Most countries in the AP have a significant percentage of expat residents; in some cases, including the United Arab Emirates, Qatar and Kuwait, foreigners vastly outnumber indigenous Arabs. For Stacy, that international flavour adds to her experience. Rubbing shoulders with people from around the world in the hospital and in her daily life, she sees how God is continuing to use her to be salt and light to people from places around the world where the gospel is not known.
Stacy recognised her own need for a Saviour early in life around the age of nine or 10, and she attended a Christian college where she continued to develop her faith. But her enthusiasm for working in her profession overseas first stemmed from an opportunity her husband had to temporarily work in East Africa. When her family relocated for the first time, they thrived in the unfamiliar setting. With that experience in mind, Stacy started looking for positions to use her medical degree in another country. It took nine years for that dream to become a reality.
During that extended period of waiting and with the changes brought by the coronavirus pandemic, she accepted a position as a travel nurse with the US Border Patrol. “It was a good opportunity to start working with different cultures…It also gave us a chance to travel as a family and learn to be uprooted and learn to not have somewhere to call home,” she recalled.

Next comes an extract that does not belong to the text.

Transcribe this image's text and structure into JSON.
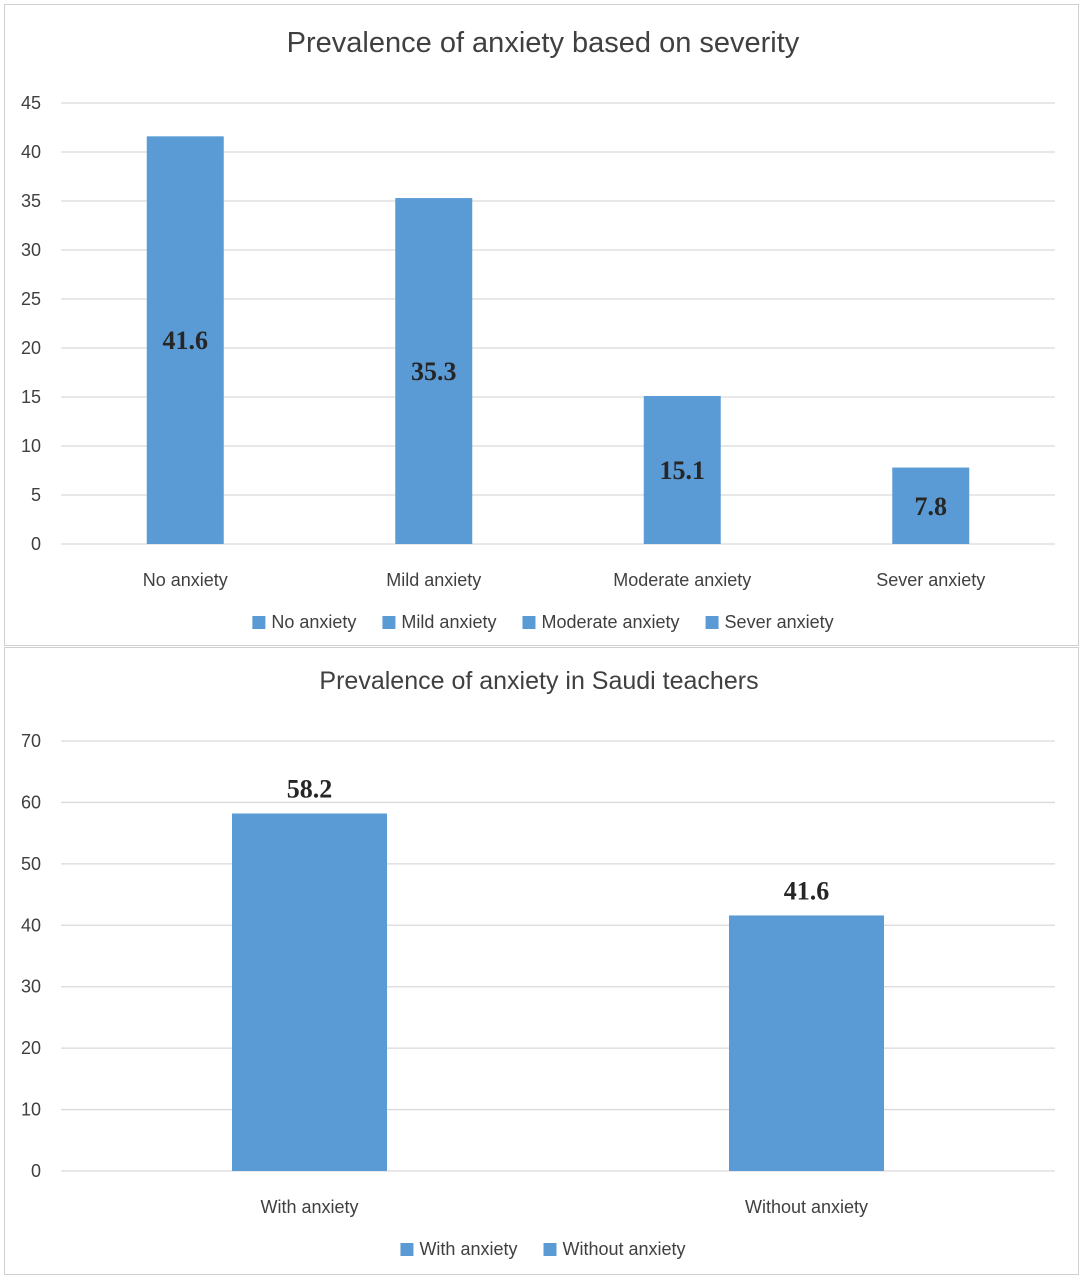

As Stacy interacted with the various people who came across the border, she recognised some common themes amongst them, despite the diversity of nationalities she encountered. “Learning how people become so desperate to go somewhere else, and for them to be uprooted, too…I think that really impacted me because when we went to the AP, it’s a bunch of different cultures that I work with.” Understanding some of the political or economic reasons that cause people to emigrate helped Stacy develop compassion and pay attention to individual’s stories instead of casting judgement on them.
“I don’t want to focus myself on a particular group of people,” Stacy said. Every conversation can be a chance to speak the Word of God, which will not return void. “I appreciate working with all different cultures,” she shared.
God’s promises and provision
Though she’s still relatively new on her journey of working as a medical professional in the Middle East, Stacy firmly believes that “when God promises something, He will provide.” In both her personal and professional life, she sees Him intervening and answering prayers. “That’s been very encouraging to me, finding answers to prayer and knowing that God is in control,” she said.
Taking every situation before the Lord—including things like the hospital not having enough staff to cover a shift—helps turn Stacy’s heart toward the Lord and recognise the ways that He provides.
“It’s just everyday life, but for us they’re small miracles,” Stacy described. “It shows that God’s in control and that we can rest in the assurance that if we’re living for Him and focussing on what He wants, He will provide what we need.”